In my view Apple completely destroyed this functional, simplistic approach with a method that is slow, convoluted and a way of squeezing more of your hard-earned cash from you.

iPhone Photo Failures

1. I connect my lightning cable from my iPhone to my PC and go to find the device in Windows explorer.  I find it and go to copy the photos from the Internal Storage folder as I always had done.  Unfortunately this does not work, all you find is an empty folder and no photos to be found.

You now have to go to the Windows 10 Photos app and use a clunky ‘Import’ function.  I much preferred having disk access to the files, it was faster and it gave me more information about the files on the device.  This was a big step back.
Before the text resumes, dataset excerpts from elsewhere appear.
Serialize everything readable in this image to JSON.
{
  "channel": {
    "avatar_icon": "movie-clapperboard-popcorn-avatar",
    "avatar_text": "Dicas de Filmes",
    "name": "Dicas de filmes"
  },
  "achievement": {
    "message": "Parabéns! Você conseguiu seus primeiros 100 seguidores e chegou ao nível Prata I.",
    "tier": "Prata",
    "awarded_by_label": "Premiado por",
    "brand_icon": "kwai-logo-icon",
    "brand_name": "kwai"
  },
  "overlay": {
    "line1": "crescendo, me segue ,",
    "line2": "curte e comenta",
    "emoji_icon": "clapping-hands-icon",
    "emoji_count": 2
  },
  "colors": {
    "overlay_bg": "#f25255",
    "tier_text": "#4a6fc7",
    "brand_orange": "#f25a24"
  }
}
2. I am now forced to use the new ‘Import’ function as I have no disk access to the phone in Windows Explorer.  I click import and to my dismay there are no photos to import.  After some mild panic and wondering how I’ll ever get back those precious photos I find a rather innocuous looking setting on my iPhone for ‘Optimise iPhone Storage’.  Rather than allowing you to save your photos on your phone and then upload to the cloud, this setting only saves your photos to iCloud.  Now, I don’t mind that the setting exists I’m sure some people would like this feature.  What I really didn’t like was that when it came through with the update it was turned on by default.

Therefore when I came to copy pictures from my phone I was unable to.  All my photos where in iCloud.  Yes so this means when you are viewing a photo or video while out and about you are using your data allowance.

The solution was to download the iCloud Windows application and download all of my photos from there.  I might add that this is painfully slow to do especially if you have larger videos to download.  I will not be making this mistake again and changed the iPhone setting to Download and Keep Originals.  I found this to be a particularly bad move on Apple’s part as not only did I no longer have my own photos, the procedure to get them back was long, slow and convoluted.  It should not have been the default setting and made for you.  I can see an angle for Apple here to make more money by filling user’s free 5GB iCloud storage and then charging them more to keep saving photos.  I’m sure many will be none the wiser and just pay it.

3. When I had managed to overcome all of the other obstacles that Apple had placed directly in the path of me trying to get to my photos I found another issue.  I now had downloaded what I thought were normal, conventional every day .jpg files but they were not.

Apple had (again without my knowledge or consent) change the file format from JPEG to HEIF.  I’m sure this feature would be useful to some users and that having the option to change this is great.  However what they should not have done is make the decision for me and change all of my photos to a file format that cannot even be read by a Windows 10 computer without some extra work.

I very quickly changed this back to Most Compatible to get the camera saving .jpg files again.

I then had to download a tool to convert all of my existing photos from HEIF to .jpg.  I used a free tool called iMazing that worked well, I just shouldn’t have had to do it.

To use the tool just drop the files into the window (you can do multiple files at once) and choose a place to save them.

In closing I’m all in favour of Apple making enhancements to their photo/camera software but anything that breaks the basics should be an additional option.  Not forced upon you with an update.  The photos after-all are our property.  We do not want to start getting into the situation where we have to pay Apple to get them back like some kind of ransom.